Volume 7, Issue 1, 2018

Summary

Death rates and heart and lung problems were higher with standard treatments, researchers found.

Scott C. Lester, M.D.

Scott C. Lester, M.D.

When treating older patients with esophageal cancer, combining proton beam therapy with chemotherapy before surgery may be a better option than combining traditional radiation therapy techniques with chemotherapy, a Mayo Clinic research study shows.

"Elderly patients experience more post-treatment heart and lung problems and are at higher risk of death after surgery than are younger patients after receiving a combination of preoperative chemotherapy and radiation therapy," said Scott C. Lester, M.D., a radiation oncologist at the Mayo Clinic campus in Rochester, Minnesota.

The research study found that patients with esophageal cancer who were treated with proton beam therapy experienced lower rates of death and postoperative heart and lung problems, such as acute respiratory distress syndrome.

Standard X-ray radiation therapy techniques include 3-D conformal radiation and intensity-modulated radiation therapy (IMRT).

For the esophageal cancer study, researchers followed 571 patients treated with traditional radiation therapy and chemotherapy followed by surgery at the Mayo Clinic Cancer Center, MD Anderson Cancer Center, and the University of Maryland Marlene and Stewart Greenebaum Comprehensive Cancer Center from 2007 to 2013.

Thirty-five percent of patients were age 65 or older at diagnosis and classified as "elderly" for the study.
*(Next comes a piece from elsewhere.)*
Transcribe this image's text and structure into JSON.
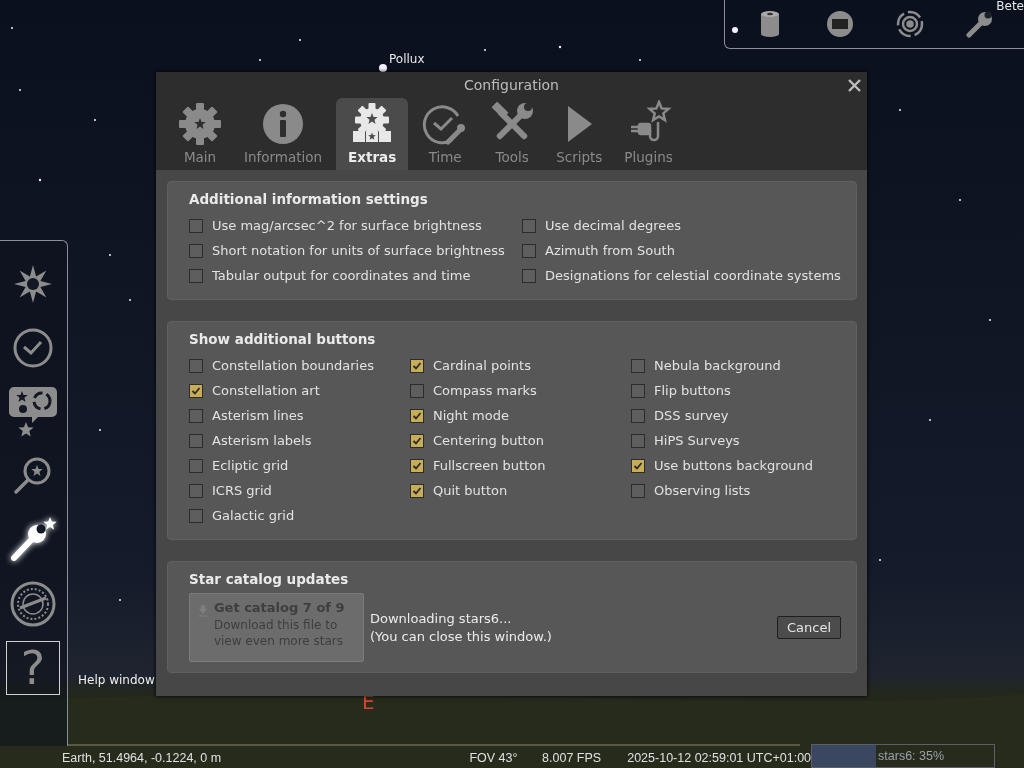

Forty-three percent of the these patients received 3-D conformal radiation, 36 percent of patients received intensity-modulated radiation, and 21 percent received proton beam therapy.

The researchers analyzed and compared outcomes by the type of radiation treatment. They found that these older patients treated with proton beam therapy had lower rates of heart and lung problems after surgery and a lower postoperative mortality rate than did patients treated with standard techniques.

None of the patients treated with proton beam therapy experienced a postoperative death, which the researchers think is partially related to the ability to reduce the radiation dose to important structures near the esophagus, such as the heart and lungs, with proton beam therapy.

"Age itself should not be a disqualifying factor for aggressive cancer treatment, but efforts to minimize the side effects of treatment are especially important in the elderly," Dr. Lester said. "This study showed that advanced radiation techniques, especially proton beam therapy, can help improve outcomes in this population and may allow for more patients 65 years and older to undergo aggressive treatment for their esophagus cancer."